I have given my initial mediator’s monologue well over a thousand times. Do I get tired of it? Yes. Do the lawyers get a little tired of it too? Probably, if they were honest with me. Will I stop doing it? Absolutely not.
I’ve explained the process of mediation, its benefits, its confidentiality rules, and the importance of compromise so often I could recite it in my sleep. Lawyers have heard it from me to the point they can recite it themselves. The parties, however, may be hearing it for the first time.
I recently taught an alternative dispute resolution course at the Belmont University College of Law in Nashville. During one class, I asked Greg Parent to be my guest speaker.

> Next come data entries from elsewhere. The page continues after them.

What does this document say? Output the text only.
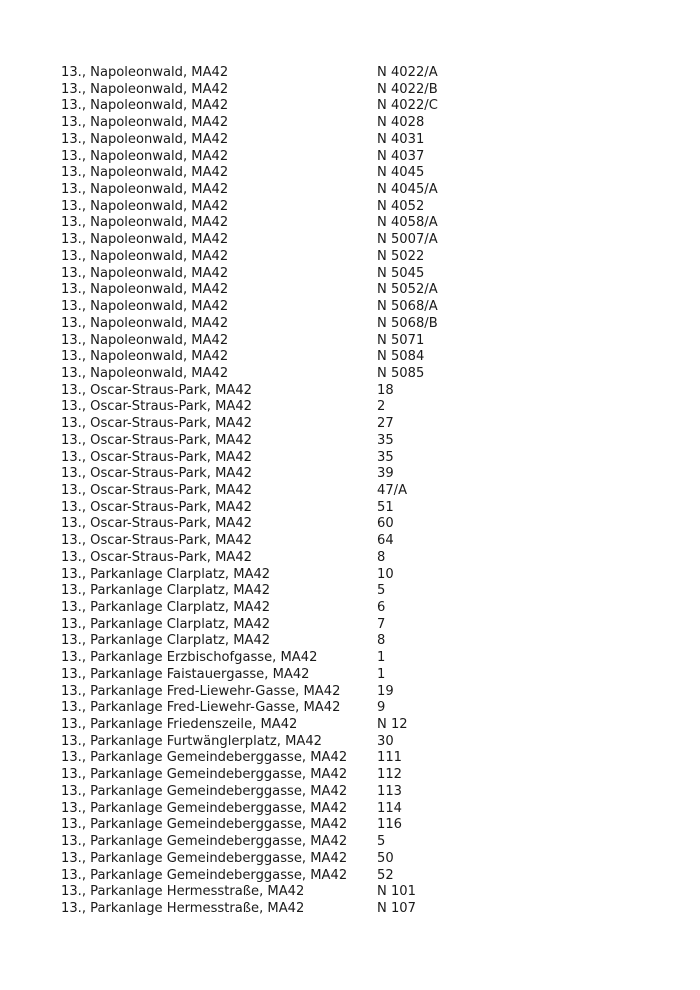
13., Napoleonwald, MA42	N 4022/A
13., Napoleonwald, MA42	N 4022/B
13., Napoleonwald, MA42	N 4022/C
13., Napoleonwald, MA42	N 4028
13., Napoleonwald, MA42	N 4031
13., Napoleonwald, MA42	N 4037
13., Napoleonwald, MA42	N 4045
13., Napoleonwald, MA42	N 4045/A
13., Napoleonwald, MA42	N 4052
13., Napoleonwald, MA42	N 4058/A
13., Napoleonwald, MA42	N 5007/A
13., Napoleonwald, MA42	N 5022
13., Napoleonwald, MA42	N 5045
13., Napoleonwald, MA42	N 5052/A
13., Napoleonwald, MA42	N 5068/A
13., Napoleonwald, MA42	N 5068/B
13., Napoleonwald, MA42	N 5071
13., Napoleonwald, MA42	N 5084
13., Napoleonwald, MA42	N 5085
13., Oscar-Straus-Park, MA42	18
13., Oscar-Straus-Park, MA42	2
13., Oscar-Straus-Park, MA42	27
13., Oscar-Straus-Park, MA42	35
13., Oscar-Straus-Park, MA42	35
13., Oscar-Straus-Park, MA42	39
13., Oscar-Straus-Park, MA42	47/A
13., Oscar-Straus-Park, MA42	51
13., Oscar-Straus-Park, MA42	60
13., Oscar-Straus-Park, MA42	64
13., Oscar-Straus-Park, MA42	8
13., Parkanlage Clarplatz, MA42	10
13., Parkanlage Clarplatz, MA42	5
13., Parkanlage Clarplatz, MA42	6
13., Parkanlage Clarplatz, MA42	7
13., Parkanlage Clarplatz, MA42	8
13., Parkanlage Erzbischofgasse, MA42	1
13., Parkanlage Faistauergasse, MA42	1
13., Parkanlage Fred-Liewehr-Gasse, MA42	19
13., Parkanlage Fred-Liewehr-Gasse, MA42	9
13., Parkanlage Friedenszeile, MA42	N 12
13., Parkanlage Furtwänglerplatz, MA42	30
13., Parkanlage Gemeindeberggasse, MA42	111
13., Parkanlage Gemeindeberggasse, MA42	112
13., Parkanlage Gemeindeberggasse, MA42	113
13., Parkanlage Gemeindeberggasse, MA42	114
13., Parkanlage Gemeindeberggasse, MA42	116
13., Parkanlage Gemeindeberggasse, MA42	5
13., Parkanlage Gemeindeberggasse, MA42	50
13., Parkanlage Gemeindeberggasse, MA42	52
13., Parkanlage Hermesstraße, MA42	N 101
13., Parkanlage Hermesstraße, MA42	N 107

Greg is a fantastic mediator in Atlanta. He is also a tremendously charismatic speaker. A significant part of Greg’s practice is mediating catastrophic injury cases.
During his talk, Greg looked out over my class of third year law students and said, “Don’t ever let mediation become routine. In every mediation, that day may be one of the most important days in someone’s life.”
That’s true. As a lawyer, I often forgot that. As a mediator, I try to remember. That’s why I say the same thing every day. I’m a neutral third party. This mediation is confidential. You can be candid with me because a judge and jury will never hear what we talk about. I want to hear what you have to say. If we have a settlement, it will require you to compromise. There is no shame in compromise. A mediated settlement is better than the alternative.
When I was an advocate, I complained about mediators who said the same thing over and over. The truth, however, is that I was often complacent. I sometimes didn’t adequately prepare my client for the mediation. I sometimes assumed my client knew more about the process than they actually did. I didn’t stop to consider how important this case was to my client. It may have involved their life, their job, their livelihood, their business, or their financial stability.
Mediation has become so routine for many of us, we too often forget that it’s not just another day for our clients. At the beginning of every mediation, let’s stop and consider how important the day is to the people in each room.